14 Comment

  • Sorry to sound preachy, but this is why we need to teach kids that everything we throw into the storm drains goes straight to the bayou.

  • I was driving on GUlf Freeway the other day and the passenger door of the car next to me opened and they threw trash out. I was shocked. I gave them a really dirty look and I tried to get their license number to report them, but they stayed real far away from me.

  • I noticed the same thing on White Oak Bayou at the North Loop. As I was stuck in traffic, I looked out from the bridge and could see the trash float down the bayou.

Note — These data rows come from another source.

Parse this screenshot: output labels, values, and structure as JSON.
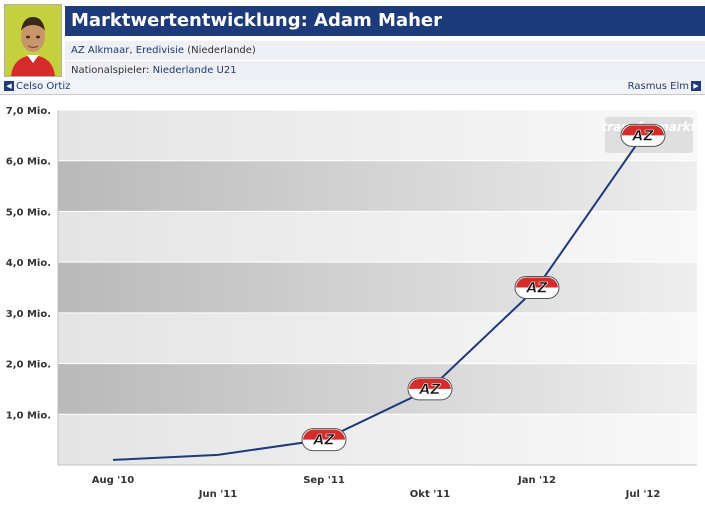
{
  "header": {
    "title": "Marktwertentwicklung: Adam Maher",
    "club_line_link": "AZ Alkmaar",
    "club_line_sep": ", ",
    "club_league": "Eredivisie",
    "club_country": " (Niederlande)",
    "national_label": "Nationalspieler: ",
    "national_link": "Niederlande U21"
  },
  "nav": {
    "prev_player": "Celso Ortiz",
    "next_player": "Rasmus Elm"
  },
  "watermark_logo": "transfermarkt",
  "chart_data": {
    "type": "line",
    "title": "",
    "xlabel": "",
    "ylabel": "",
    "ylim": [
      0,
      7
    ],
    "y_ticks": [
      "",
      "1,0 Mio.",
      "2,0 Mio.",
      "3,0 Mio.",
      "4,0 Mio.",
      "5,0 Mio.",
      "6,0 Mio.",
      "7,0 Mio."
    ],
    "x": [
      "Aug '10",
      "Jun '11",
      "Sep '11",
      "Okt '11",
      "Jan '12",
      "Jul '12"
    ],
    "values": [
      0.1,
      0.2,
      0.5,
      1.5,
      3.5,
      6.5
    ],
    "marker_club": "AZ",
    "markers_at": [
      2,
      3,
      4,
      5
    ],
    "line_color": "#1d3a7a",
    "grid": true
  }
}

  • There was a tv in Braes near Main yesterday. Don’t think that was kids.

  • I grew up on a bayou here. Responding to Bill’s comment about teaching kids…it’s probably more adults throwing trash – like the two adults that dumped tires at the dead end street behind my house (in Montrose) – I gave chase, but no license plates…You’d be amazed what gets dumped in the bayous and lightly traveled streets.

  • Yeah, Sims gets its fair share, too. This was a while back by the Goodyear Plant:

    http://www.arch-ive.org/stuff/sims002.JPG
    http://www.arch-ive.org/stuff/sims003.JPG

  • It’s definitely not kids that are the problem.

    It’s adults who simply just don’t care. For god sakes, a cup can stay in your car until you get home and just throw it away.

    I have a friend that keeps a small trash back in the trunk of his car and usually throws it out weekly since he’s always on the road for work.

  • We need to ramp up the “Don’t Mess With Texas” campaign again. I think it made a difference. Made people think.

  • On top of that Harris County and the City of Houston have there own. The county one specifically targets storm sewers and bayous.
    The link below is to Harris County’s Campaign.
    http://www.cleanwaterways.org/

  • The don’t mess with Texas campaign had local Texas celebrities on tv and radio commercials, and a lot of them. I remember ZZ Top, was Kinky Friedman one of them? They were catchy and infused humor to get the message across. They were pretty effective.

  • I always wondered why the waterways in Texas seem dirtier in general than waterways in other cities in North America. I know the brownness of the water is natural, but the garbage sure isn’t.

    Is it a cultural thing???

  • Looks like clumps of oak pollen to me. And given that oaks are blasting the city right now, it probably is.

  • My silly little video doesn’t do the regular stream of garbage justice, and no, the white cylindrical objects did not come from oak trees, they came from fast food restaurants.

    I love Houston but I’ve never lived anywhere where people were so prone to throwing crap out their car windows or just plunking it down on a sidewalk as they walk along. it’s pretty appalling.

    my hunch is that it’s the car culture – fewer people see the outdoors as a place they experience – it’s just something to get through between the car door and another building. Every time I walk the dog I’m shocked by how much stuff – including broken glass, for goodness sake – is on the ground in the Heights. Who throws broken glass on a sidewalk? Someone who should lose the right to live among other humans, that’s who.

  • I agree with John. I live on a corner in the Heights and am astounded by the amount of trash that appears in my yard weekly — at least a few fast food cups/bags, beer cans, food wrappers– all assumed to be thrown out a window when at the stop sign. Buffalo Bayou by the Omni Hotel/Houstonian is also littered with garbage. If it is noticeable there, I can’t imagine how bad it is in less pricy parts of town.

    I will also blame lax enforcement of trash dumpsters at jobsites/public areas. The amount of trash that collects at Durham/W 11th St is astounding. I feel bad for those who live in the houses right by there.